Le dernier point mérite une nuance. Ressentir fortement ce que vit l’autre est un trait d’empathie, il n’est pas problématique en soi. Il le devient quand il n’y a plus de frontière : quand la tristesse d’un proche devient la vôtre pour la journée, ou quand vous ajustez en permanence votre comportement à l’humeur des autres. C’est cette porosité qui use, pas la sensibilité elle-même.
Ce qui se passe du côté du système nerveux
La question revient toujours : est-ce que le cerveau des personnes très sensibles est différent ? La réponse honnête est qu’il n’est pas différent dans sa structure, mais que certaines régions y répondent plus fortement. Une revue publiée en 2018 dans les Philosophical Transactions of the Royal Society B a rassemblé les travaux d’imagerie du domaine et décrit un ensemble de circuits plus mobilisés chez les personnes à haute sensibilité, notamment ceux impliqués dans l’attention aux détails et dans le traitement des signaux émotionnels d’autrui.

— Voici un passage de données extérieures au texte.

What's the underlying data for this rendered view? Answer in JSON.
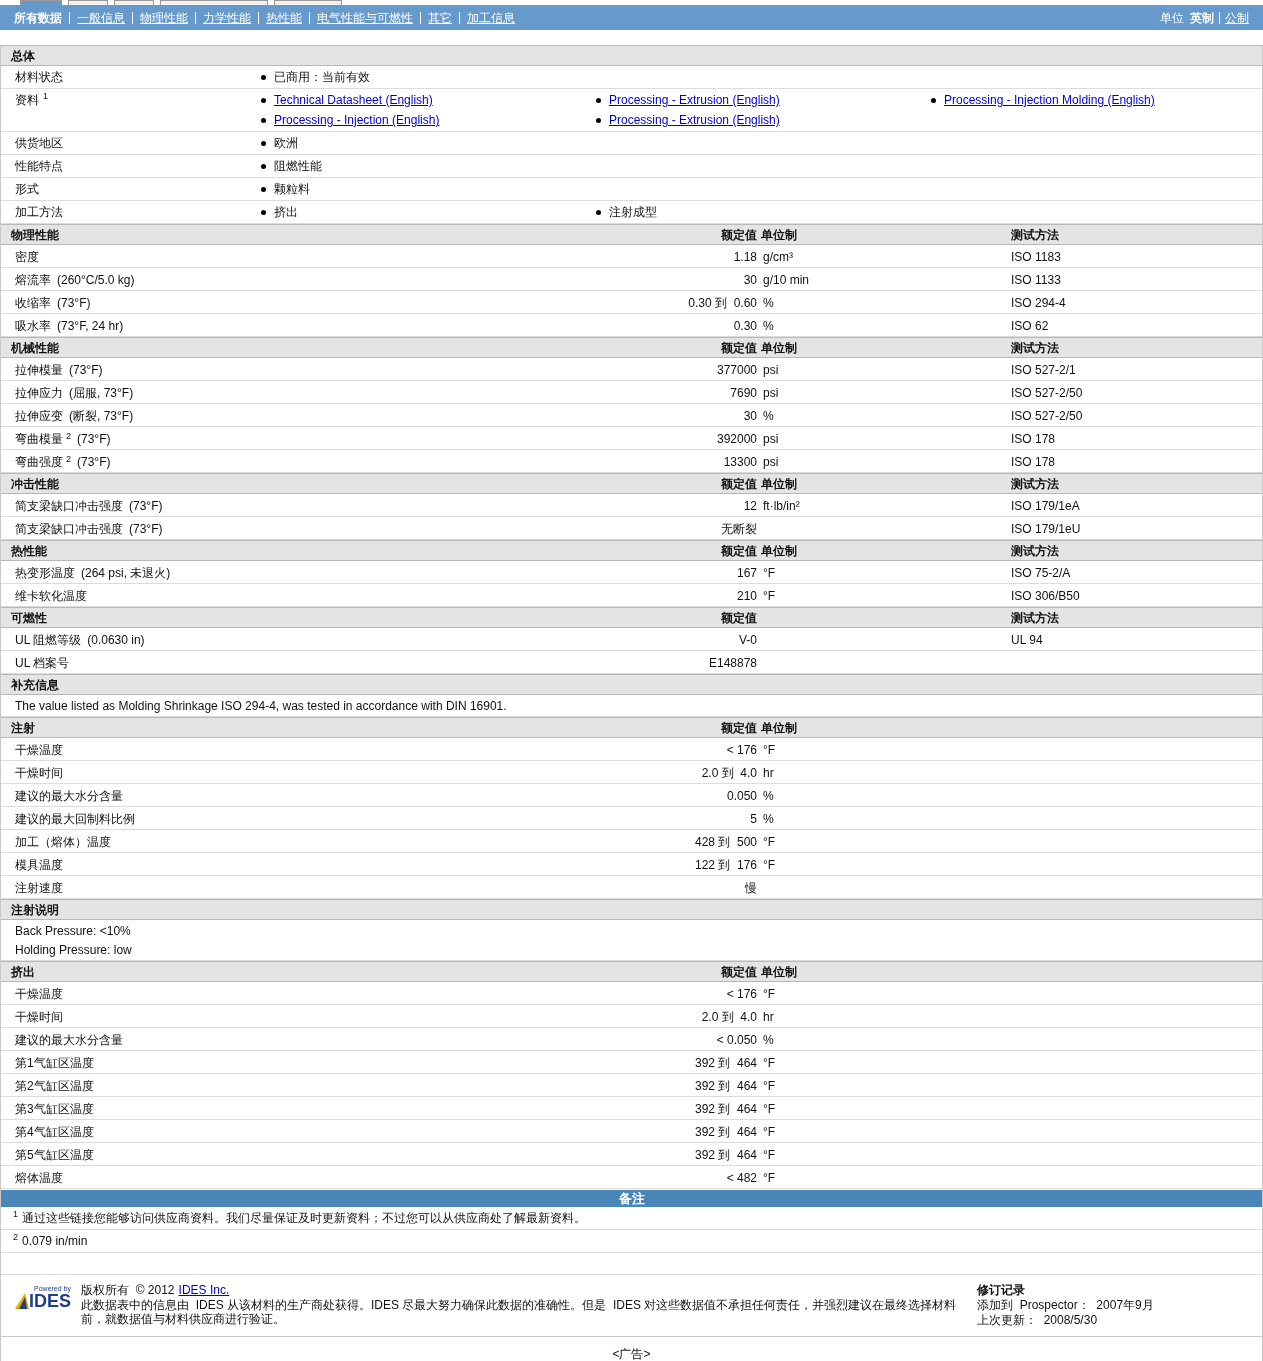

Une précaution s’impose sur ce terrain, parce que c’est celui où circulent le plus d’affirmations fausses. Une réponse cérébrale plus marquée n’explique pas un comportement, elle l’accompagne. Elle ne dit pas non plus qu’un fonctionnement serait défectueux : les mêmes travaux insistent sur le fait que cette réactivité est un trait commun, héritable, et présent chez de nombreuses espèces animales, ce qui ne va pas dans le sens d’une anomalie mais dans celui d’une stratégie adaptative parmi d’autres.

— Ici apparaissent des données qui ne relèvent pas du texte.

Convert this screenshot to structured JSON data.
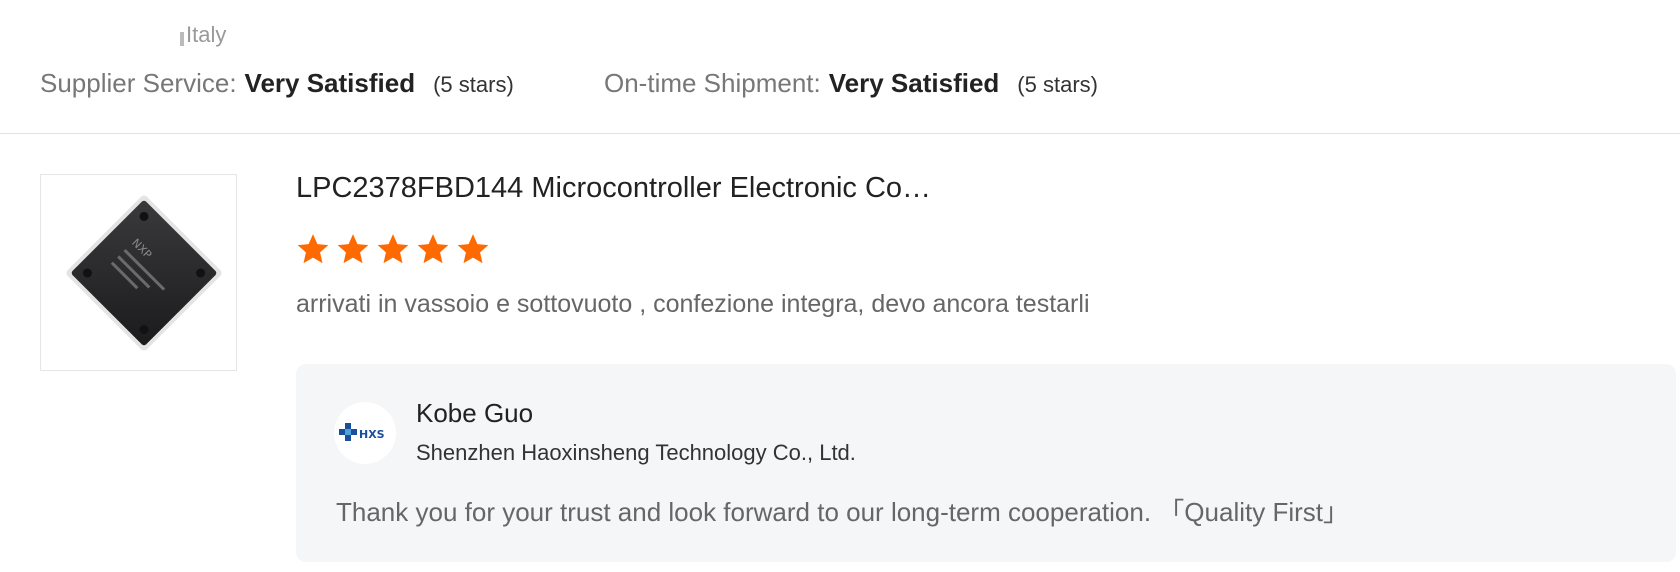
{
  "buyer": {
    "country": "Italy"
  },
  "ratings": {
    "supplier_service": {
      "label": "Supplier Service:",
      "value": "Very Satisfied",
      "stars_text": "(5 stars)"
    },
    "on_time_shipment": {
      "label": "On-time Shipment:",
      "value": "Very Satisfied",
      "stars_text": "(5 stars)"
    }
  },
  "review": {
    "product_title": "LPC2378FBD144 Microcontroller Electronic Co…",
    "star_rating": 5,
    "star_color": "#ff6a00",
    "text": "arrivati in vassoio e sottovuoto , confezione integra, devo ancora testarli",
    "product_chip_marking": "NXP"
  },
  "supplier_reply": {
    "logo_text": "HXS",
    "name": "Kobe Guo",
    "company": "Shenzhen Haoxinsheng Technology Co., Ltd.",
    "text": "Thank you for your trust and look forward to our long-term cooperation. 「Quality First」"
  }
}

Sur le plan pratique, cette base biologique a une conséquence directe et souvent mal reçue : on ne se débarrasse pas de sa sensibilité. Ce qui change, c’est ce qu’on en fait, et l’environnement dans lequel on la vit.

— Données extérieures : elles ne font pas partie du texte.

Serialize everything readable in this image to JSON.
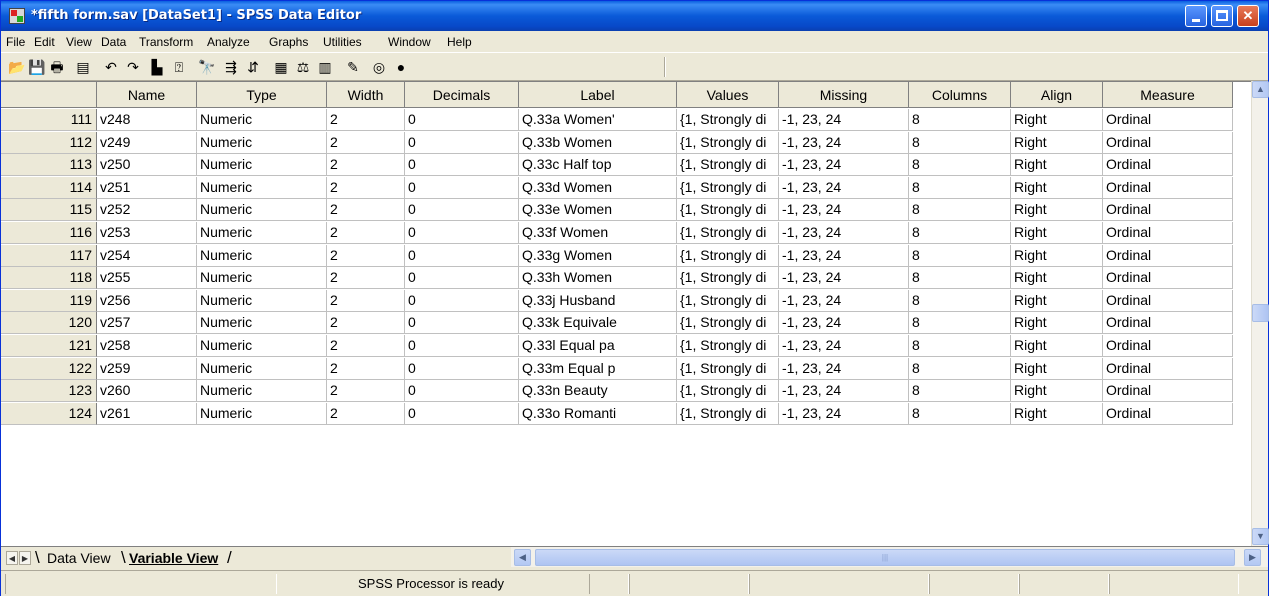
{
  "window": {
    "title": "*fifth form.sav [DataSet1] - SPSS Data Editor",
    "minimize": "",
    "maximize": "",
    "close": "✕"
  },
  "menu": [
    "File",
    "Edit",
    "View",
    "Data",
    "Transform",
    "Analyze",
    "Graphs",
    "Utilities",
    "Window",
    "Help"
  ],
  "toolbar_icons": [
    {
      "name": "open-icon",
      "glyph": "📂"
    },
    {
      "name": "save-icon",
      "glyph": "💾"
    },
    {
      "name": "print-icon",
      "glyph": "🖶"
    },
    {
      "name": "dialog-recall-icon",
      "glyph": "▤"
    },
    {
      "name": "undo-icon",
      "glyph": "↶"
    },
    {
      "name": "redo-icon",
      "glyph": "↷"
    },
    {
      "name": "goto-case-icon",
      "glyph": "▙"
    },
    {
      "name": "variables-icon",
      "glyph": "⍰"
    },
    {
      "name": "find-icon",
      "glyph": "🔭"
    },
    {
      "name": "insert-cases-icon",
      "glyph": "⇶"
    },
    {
      "name": "insert-variable-icon",
      "glyph": "⇵"
    },
    {
      "name": "split-file-icon",
      "glyph": "▦"
    },
    {
      "name": "weight-cases-icon",
      "glyph": "⚖"
    },
    {
      "name": "select-cases-icon",
      "glyph": "▥"
    },
    {
      "name": "value-labels-icon",
      "glyph": "✎"
    },
    {
      "name": "use-sets-icon",
      "glyph": "◎"
    },
    {
      "name": "show-all-icon",
      "glyph": "●"
    }
  ],
  "grid": {
    "columns": [
      "",
      "Name",
      "Type",
      "Width",
      "Decimals",
      "Label",
      "Values",
      "Missing",
      "Columns",
      "Align",
      "Measure"
    ],
    "rows": [
      {
        "num": "111",
        "cells": [
          "v248",
          "Numeric",
          "2",
          "0",
          "Q.33a Women'",
          "{1, Strongly di",
          "-1, 23, 24",
          "8",
          "Right",
          "Ordinal"
        ]
      },
      {
        "num": "112",
        "cells": [
          "v249",
          "Numeric",
          "2",
          "0",
          "Q.33b Women",
          "{1, Strongly di",
          "-1, 23, 24",
          "8",
          "Right",
          "Ordinal"
        ]
      },
      {
        "num": "113",
        "cells": [
          "v250",
          "Numeric",
          "2",
          "0",
          "Q.33c Half top",
          "{1, Strongly di",
          "-1, 23, 24",
          "8",
          "Right",
          "Ordinal"
        ]
      },
      {
        "num": "114",
        "cells": [
          "v251",
          "Numeric",
          "2",
          "0",
          "Q.33d Women",
          "{1, Strongly di",
          "-1, 23, 24",
          "8",
          "Right",
          "Ordinal"
        ]
      },
      {
        "num": "115",
        "cells": [
          "v252",
          "Numeric",
          "2",
          "0",
          "Q.33e Women",
          "{1, Strongly di",
          "-1, 23, 24",
          "8",
          "Right",
          "Ordinal"
        ]
      },
      {
        "num": "116",
        "cells": [
          "v253",
          "Numeric",
          "2",
          "0",
          "Q.33f Women",
          "{1, Strongly di",
          "-1, 23, 24",
          "8",
          "Right",
          "Ordinal"
        ]
      },
      {
        "num": "117",
        "cells": [
          "v254",
          "Numeric",
          "2",
          "0",
          "Q.33g Women",
          "{1, Strongly di",
          "-1, 23, 24",
          "8",
          "Right",
          "Ordinal"
        ]
      },
      {
        "num": "118",
        "cells": [
          "v255",
          "Numeric",
          "2",
          "0",
          "Q.33h Women",
          "{1, Strongly di",
          "-1, 23, 24",
          "8",
          "Right",
          "Ordinal"
        ]
      },
      {
        "num": "119",
        "cells": [
          "v256",
          "Numeric",
          "2",
          "0",
          "Q.33j Husband",
          "{1, Strongly di",
          "-1, 23, 24",
          "8",
          "Right",
          "Ordinal"
        ]
      },
      {
        "num": "120",
        "cells": [
          "v257",
          "Numeric",
          "2",
          "0",
          "Q.33k Equivale",
          "{1, Strongly di",
          "-1, 23, 24",
          "8",
          "Right",
          "Ordinal"
        ]
      },
      {
        "num": "121",
        "cells": [
          "v258",
          "Numeric",
          "2",
          "0",
          "Q.33l Equal pa",
          "{1, Strongly di",
          "-1, 23, 24",
          "8",
          "Right",
          "Ordinal"
        ]
      },
      {
        "num": "122",
        "cells": [
          "v259",
          "Numeric",
          "2",
          "0",
          "Q.33m Equal p",
          "{1, Strongly di",
          "-1, 23, 24",
          "8",
          "Right",
          "Ordinal"
        ]
      },
      {
        "num": "123",
        "cells": [
          "v260",
          "Numeric",
          "2",
          "0",
          "Q.33n Beauty",
          "{1, Strongly di",
          "-1, 23, 24",
          "8",
          "Right",
          "Ordinal"
        ]
      },
      {
        "num": "124",
        "cells": [
          "v261",
          "Numeric",
          "2",
          "0",
          "Q.33o Romanti",
          "{1, Strongly di",
          "-1, 23, 24",
          "8",
          "Right",
          "Ordinal"
        ]
      }
    ]
  },
  "tabs": {
    "data_view": "Data View",
    "variable_view": "Variable View"
  },
  "status": {
    "text": "SPSS Processor is ready"
  }
}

Un trait de tempérament, et non un diagnostic
Il n’existe pas d’examen, de prise de sang ni d’entretien standardisé qui établirait l’hypersensibilité. L’outil de référence est un questionnaire que la personne remplit elle-même : l’échelle de 27 items construite en 1997. C’est un instrument de recherche en psychologie de la personnalité, au même titre qu’une échelle d’extraversion, et non un instrument clinique. Les tests en ligne qui vous annoncent que vous êtes « hypersensible à 87 % » n’ont pas d’autre fondement que celui-là, souvent en moins rigoureux.
Cette distinction a une portée concrète. Un trait de tempérament ne se traite pas, et personne ne devrait vous proposer de le faire. Ce qui se traite, ce sont les états qui peuvent s’installer par-dessus, et ceux-là ont bel et bien une définition clinique.
| Ce qui relève du trait | Ce qui relève d’un état à prendre en charge |
|---|---|
| Être touché fortement et durablement par les émotions | Une anxiété présente presque tous les jours qui gêne le travail ou les relations |
| Avoir besoin de calme et de solitude pour récupérer | Un retrait social qui s’étend et se maintient malgré l’envie de voir du monde |
| Percevoir finement l’état émotionnel des autres | Un épuisement qui ne cède plus au repos, avec perte d’élan et de plaisir |
| Décider lentement, anticiper beaucoup | Des ruminations qui empêchent de dormir ou de fonctionner dans la journée |
La colonne de gauche décrit une manière d’être. Celle de droite décrit des situations où consulter est justifié, qu’on soit sensible ou non. Le premier interlocuteur est votre médecin traitant, qui écartera ce qui doit l’être et orientera. Une humeur durablement basse ou une anxiété qui s’installe relèvent d’un avis médical, jamais d’une lecture de personnalité.
La sensibilité joue dans les deux sens
C’est le point le plus utile de la recherche récente, et le plus systématiquement absent des pages qui traitent le sujet. Elles concluent presque toutes par un encouragement, « votre sensibilité est une force », sans jamais dire d’où vient cette idée. Elle vient d’un résultat précis, et il est plus intéressant que le slogan.
La revue critique publiée en 2019 dans Neuroscience and Biobehavioral Reviews, signée par les principaux chercheurs du domaine, formule les choses ainsi : une haute sensibilité augmente le risque de difficultés liées au stress en réponse à des environnements défavorables, mais procure aussi un bénéfice supérieur des expériences positives et des environnements soutenants. Ce n’est pas une vulnérabilité, c’est une réactivité accrue à ce qui vous entoure, dans les deux directions.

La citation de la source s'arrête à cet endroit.